Chechen authorities torturing captured men until they out gay friends
Authorities running concentration camp style prison in Chechnya are torturing inmates into outing others.
Activists from the Russian LGBT Network have revealed the horrifying abuse as they seek to help victims.
Maksim, who was captured, told the New York Times he had been tortured after meeting up with a gay friend at his home.
“They yelled, ‘Who else do you know?’” Maksim said, revealing that officers zapped him with painful currents.
“It was unbearably painful; I was hanging on with my last strength,” he added.
“But I didn’t tell them anything.”
Partners of the captured now live in fear that they are about to be rounded up.

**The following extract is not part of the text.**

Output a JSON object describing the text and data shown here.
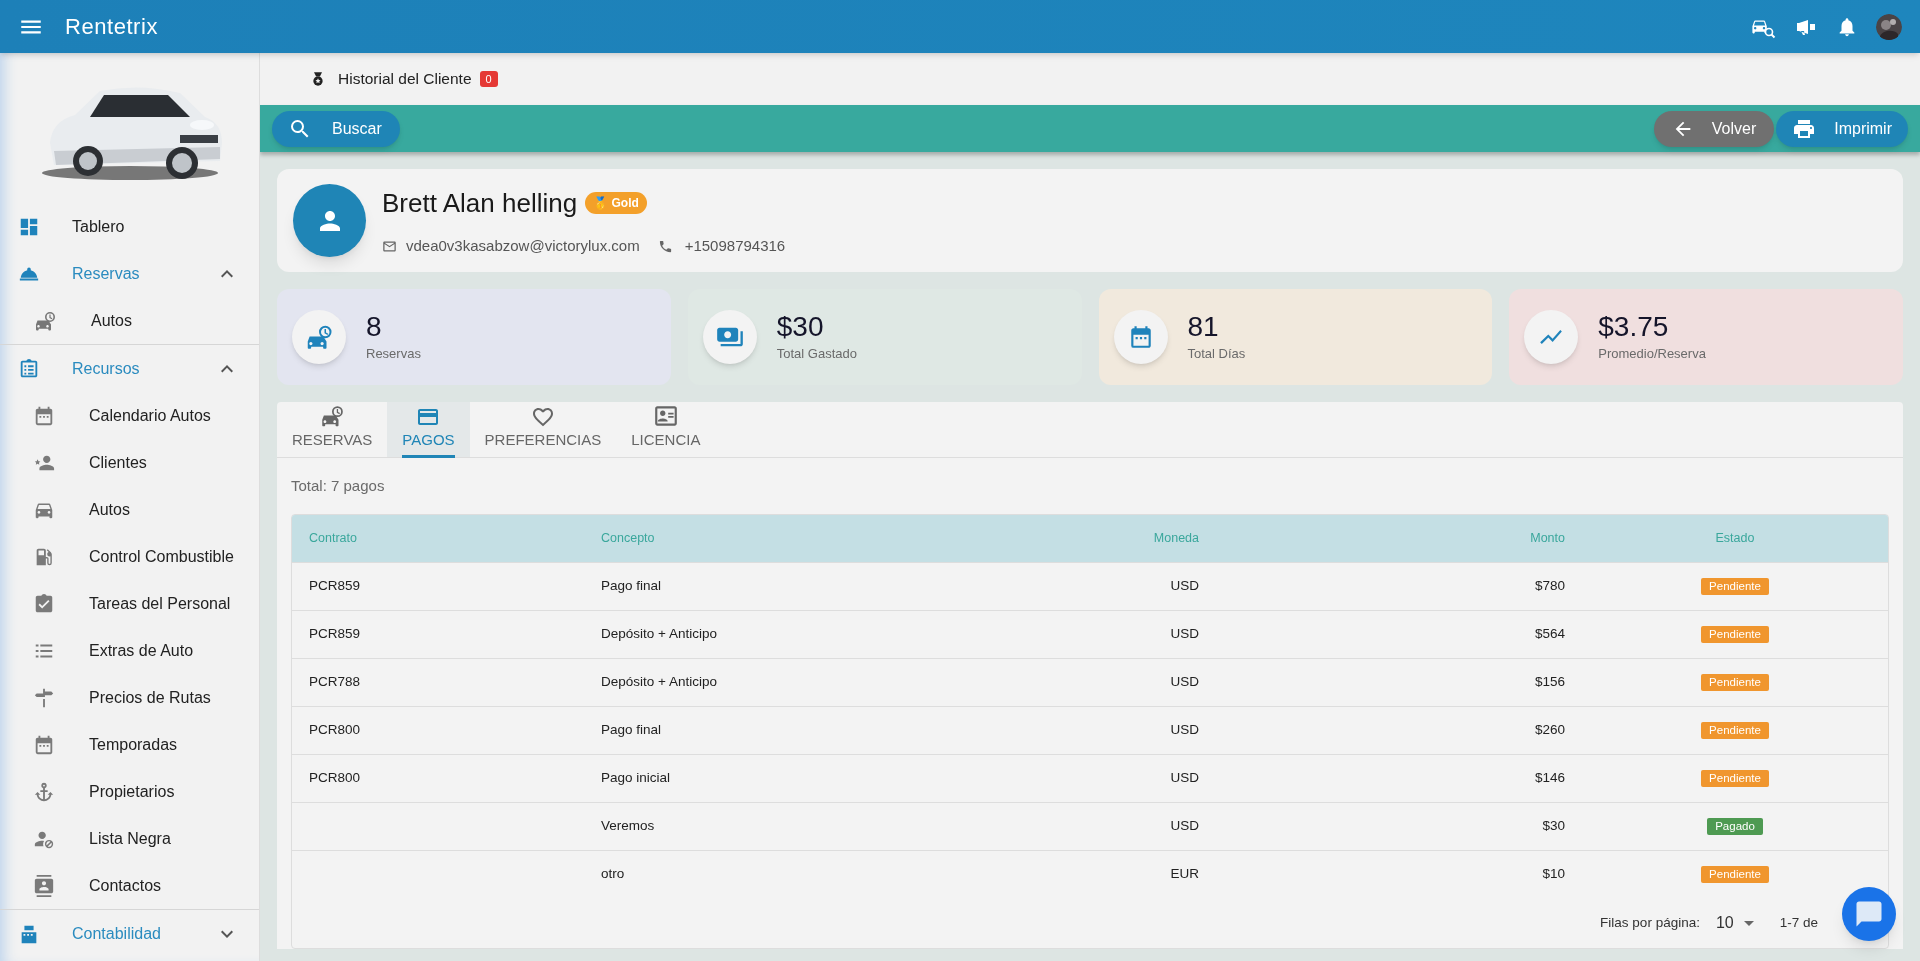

Authorities are torturing the men into revealing who they know, or who they are dating, in an attempt to round up more people they believe to be gay.
“People whose partners are detained have every reason to believe they will be arrested,” Igor Kochetkov, director of the Russian LGBT Network, said.

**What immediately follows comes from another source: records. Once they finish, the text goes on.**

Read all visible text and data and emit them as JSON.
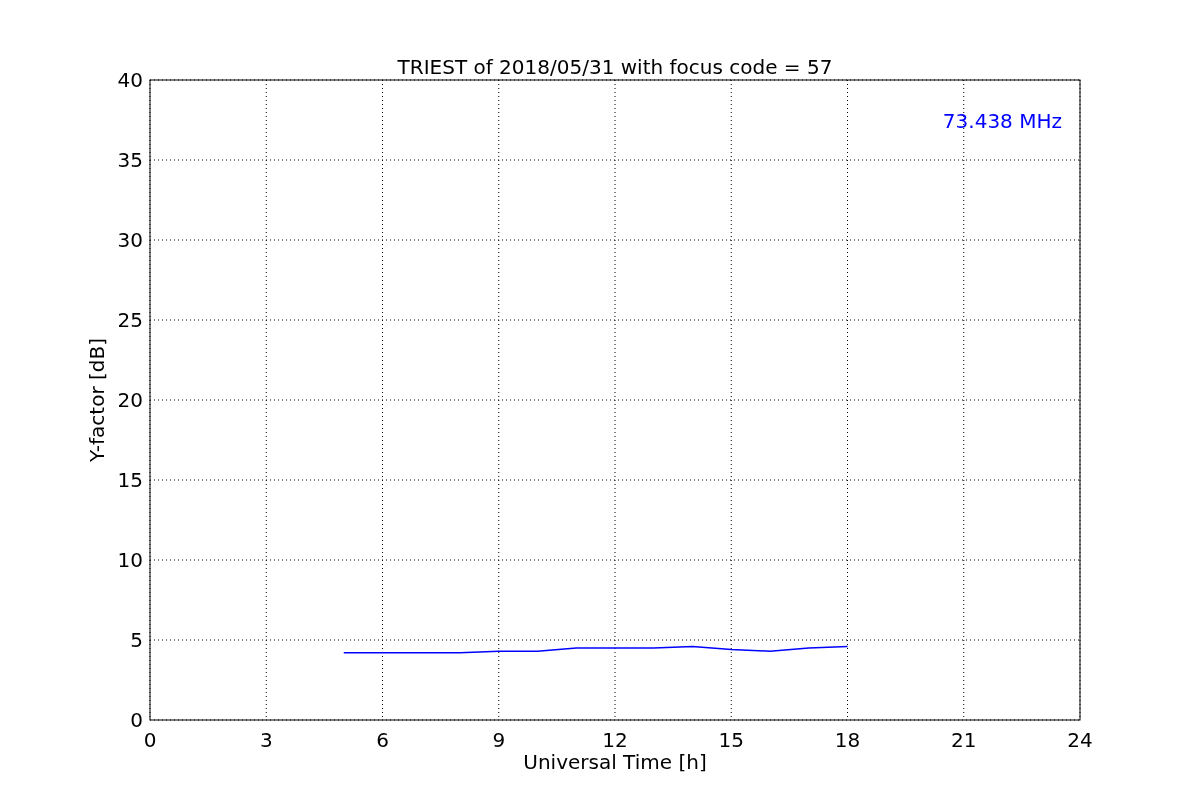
{
  "figure": {
    "chart_data": {
      "type": "line",
      "title": "TRIEST of 2018/05/31 with focus code = 57",
      "xlabel": "Universal Time [h]",
      "ylabel": "Y-factor [dB]",
      "x": [
        5,
        6,
        7,
        8,
        9,
        10,
        11,
        12,
        13,
        14,
        15,
        16,
        17,
        18
      ],
      "series": [
        {
          "name": "73.438 MHz",
          "color": "#0000ff",
          "values": [
            4.2,
            4.2,
            4.2,
            4.2,
            4.3,
            4.3,
            4.5,
            4.5,
            4.5,
            4.6,
            4.4,
            4.3,
            4.5,
            4.6
          ]
        }
      ],
      "xlim": [
        0,
        24
      ],
      "ylim": [
        0,
        40
      ],
      "xticks": [
        0,
        3,
        6,
        9,
        12,
        15,
        18,
        21,
        24
      ],
      "yticks": [
        0,
        5,
        10,
        15,
        20,
        25,
        30,
        35,
        40
      ],
      "grid": true
    }
  }
}
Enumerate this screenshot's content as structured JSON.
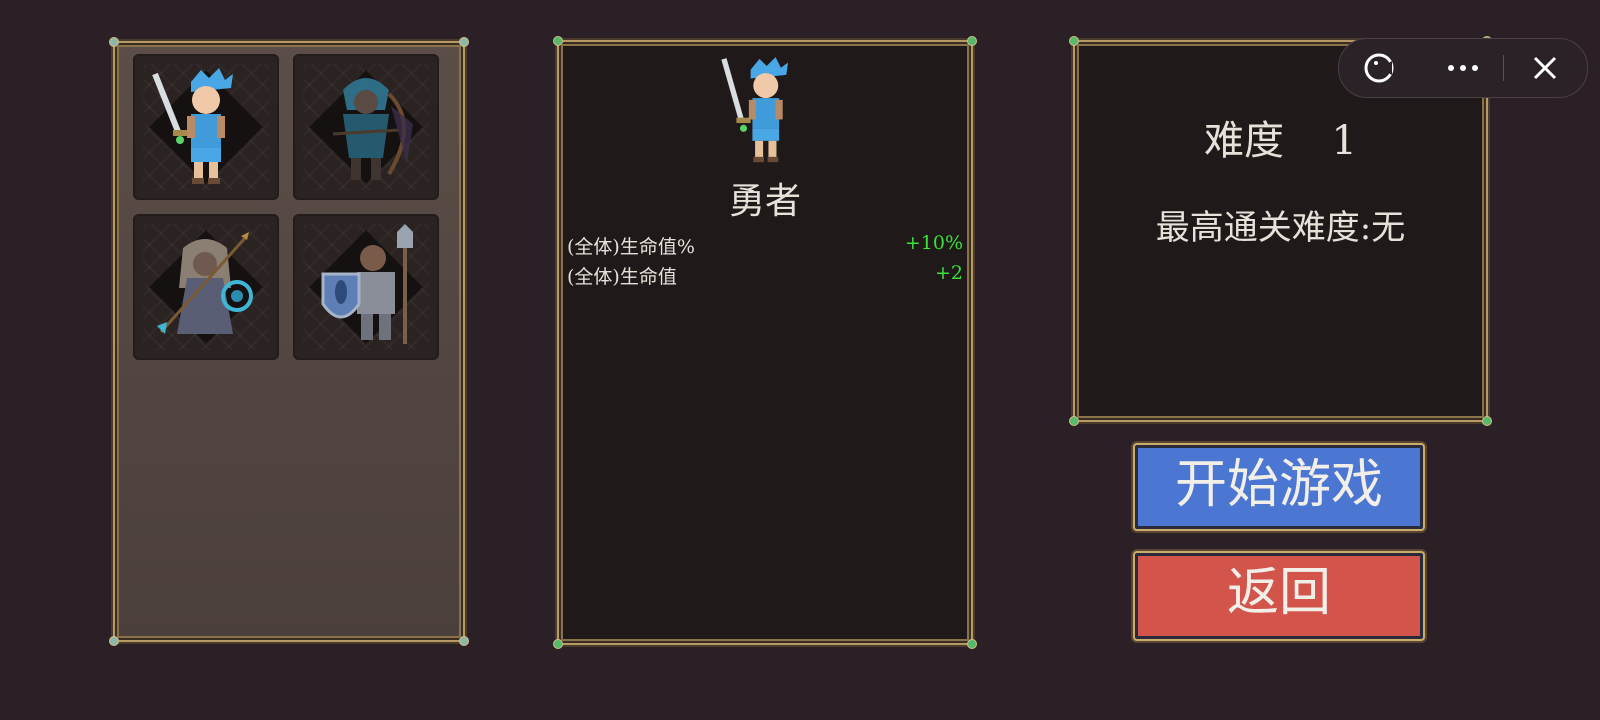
{
  "roster": {
    "heroes": [
      {
        "name": "brave-swordsman",
        "selected": true
      },
      {
        "name": "hooded-archer",
        "selected": false
      },
      {
        "name": "priestess-mage",
        "selected": false
      },
      {
        "name": "shield-knight",
        "selected": false
      }
    ]
  },
  "detail": {
    "hero_name": "勇者",
    "stats": [
      {
        "label": "(全体)生命值%",
        "value": "+10%"
      },
      {
        "label": "(全体)生命值",
        "value": "+2"
      }
    ]
  },
  "info": {
    "difficulty_label": "难度",
    "difficulty_value": "1",
    "best_clear": "最高通关难度:无"
  },
  "buttons": {
    "start": "开始游戏",
    "back": "返回"
  },
  "capsule": {
    "icons": [
      "game-icon",
      "more-icon",
      "close-icon"
    ]
  },
  "colors": {
    "background": "#2a2026",
    "start_button": "#4b77d3",
    "back_button": "#d2544b",
    "stat_value": "#3be03b"
  }
}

“It is very hard not to name the names under torture.”
One 20-year-old student, who identified himself as Ilya, said: “If they caught him, they will get to me.
The network also says gay dating websites are being used to capture men.
Authorities are posing as men looking for dates, then luring genuine gay and bi men into dates, where they then capture and torture them.
President Kadyrov’s spokesman, Alvi Karimov, said the reports of an anti-gay pogrom had to be false because such men did not exist in Chechnya.
“In Grozny, have you ever noticed people who, by their appearance or manners, resemble people who are oriented in the wrong way?” Mr. Karimov asked.
“A policy is developed for a problem,” he said, referring to a report that said the arrests were official policy.
“I can officially say there is no policy because there is no problem. If there were a problem, there would be a policy.”
It comes after Britain’s deputy foreign secretary revealed a terrifying threat from President Kadyrov while taking an urgent question on the situation in parliament.
Sir Alan Duncan, Minister of State for Foreign and Commonwealth Affairs, told parliament: “Human rights groups report that these anti-gay campaigns and killings are orchestrated by the head of the Chechen republic, Ramzan Kadyrov.”
“He has carried out other violent campaigns in the past, and this time he is directing his efforts at the LGBT community.”
“Sources have said that he wants the [LGBT] community eliminated by the start of Ramadan.”
The minister added: “Such comments, attitudes and actions are absolutely beyond contemptible.”
PinkNews has spoken to the Foreign Office, who verified that President Kadyrov had made the threat in local Russian language media, seen by the UK government.
Ramadan starts on May 26 this year, and is widely celebrated in Chechnya, which is a predominantly Muslim area.
These allegations have been supported by human rights groups, and led to the United Nations’ High Commissioner for Human Rights, UK and US governments to call for the Kremlin to investigate.